Monday, July 20, 2009

Ranking the best relievers in baseball

Remember the Ultimate Pitcher Rating exercise from a few days ago? The idea was to take K/BB ratio and GB/FB ratio and multiply them together as a measure of the way a pitcher maximizes strikeouts and ground balls and minimizes walks. (Credit should be given to work done by Ron Shandler and others -- I'm certainly not pretending to be the first person to think this way.)

You can do the same thing with relief pitchers. In some ways, relief pitchers have a job that's different than that of starting pitchers -- for one thing, they often inherit runners that must be stranded. But the basic premise is the same: Get as many outs as possible. The more hitters a reliever strikes out and the more ground balls he induces, the more outs he's going to get.

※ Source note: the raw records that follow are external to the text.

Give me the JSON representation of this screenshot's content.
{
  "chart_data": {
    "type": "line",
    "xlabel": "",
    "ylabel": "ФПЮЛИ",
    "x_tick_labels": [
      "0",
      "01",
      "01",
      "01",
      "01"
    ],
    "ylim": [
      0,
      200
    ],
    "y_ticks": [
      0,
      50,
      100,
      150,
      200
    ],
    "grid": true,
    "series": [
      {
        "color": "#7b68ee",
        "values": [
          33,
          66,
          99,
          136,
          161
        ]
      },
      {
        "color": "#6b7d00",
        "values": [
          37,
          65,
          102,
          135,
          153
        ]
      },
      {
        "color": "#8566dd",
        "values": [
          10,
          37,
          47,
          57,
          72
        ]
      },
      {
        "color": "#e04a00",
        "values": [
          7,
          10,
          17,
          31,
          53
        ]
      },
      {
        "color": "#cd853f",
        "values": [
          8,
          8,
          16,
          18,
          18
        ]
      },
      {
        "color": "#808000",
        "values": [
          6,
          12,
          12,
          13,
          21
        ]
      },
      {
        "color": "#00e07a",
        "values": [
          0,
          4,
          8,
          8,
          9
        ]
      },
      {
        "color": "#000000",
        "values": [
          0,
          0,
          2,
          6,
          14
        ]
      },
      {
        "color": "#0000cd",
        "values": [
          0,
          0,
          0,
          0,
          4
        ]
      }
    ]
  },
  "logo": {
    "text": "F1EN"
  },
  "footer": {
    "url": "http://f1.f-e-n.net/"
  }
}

Check out the relief pitcher leaderboard from 2008:
1. Mariano Rivera, 22.71
2. Jonathan Papelbon, 15.22
3. Chad Qualls, 9.97
4. Rafael Perez, 8.79
5. Carlos Villanueva, 8.55
6. Cla Meredith, 7.89
7. Matt Thornton, 7.82
8. Hong-Chih Kuo, 7.62
9. Brian Shouse, 7.53
10. Jeremy Affeldt, 6.30

(Note: Rivera and Kuo both had sub-2.00 ERAs, while Papelbon, Qualls, Villanueva, Thornton and Shouse all had sub-3.00 ERAs. Of the top 10 relievers in what we'll call Ultimate Pitcher Rating, only Meredith had an ERA over 4.00. That ought to tell you something about the validity of the statistic.)

Here's what the leaderboard looks like this year:
1. Mariano Rivera, 26.70
2. Chad Qualls, 20.39
3. Scott Downs, 12.09
4. Bobby Jenks, 8.90
5. Todd Coffey, 8.13
6. Jonathan Broxton, 8.09
7. Jeremy Affeldt, 7.81
8. Pedro Feliciano, 7.67
9. Joe Nathan, 7.39
10. Manny Corpas, 6.32
26. Justin Masterson, 4.80
(Daniel Bard does not qualify but would rank 56th at 2.82.)
87. Manny Delcarmen, 2.03
108. Hideki Okajima, 1.65
122. Jonathan Papelbon, 1.39
124. Ramon Ramirez, 1.36
134. Takashi Saito, 1.18

You might be right to be worried about the Red Sox bullpen, a group of pitchers that has looked more and more mortal as the summer has progressed. Check out the unit's ERA by month so far this season:
* April: 2.88
* May: 3.04
* June: 3.82
* July: 4.00

The Ultimate Pitcher Rating stats show that the unit might be regressing to the mean and not just going through a slump. Check out Papelbon's peripheral numbers over the years, just as one example:

2006: 5.77
2007: 5.60
2008: 9.63
2009: 2.28

2006: 0.82
2007: 0.52
2008: 1.58
2009: 0.61

Papelbon's strikeout-to-walk numbers are way off his career norm, and his ground ball-to-fly ball ratio, while in line with what he did in 2006 and 2007, has dropped steeply from 2008.

At one time, it looked as though the Red Sox would be able to cruise into the playoffs with the best bullpen in the game. Now, though, they're showing chinks in the armor -- and the numbers say those chinks might be evidence of real weakness.

(The solution? According to these numbers, Chad Qualls of the last-place Arizona Diamondbacks might be the second-best relief pitcher in baseball behind Mariano Rivera. He's arbitration-eligible after this season and a free agent after the 2010 season. Go get him, Theo. Go get him.)

1 comment:

Anonymous said...

Another great write-up.

Reports are out today that Philadelphia sent a scout to watch Qualls over the weekend. So he should be avalible.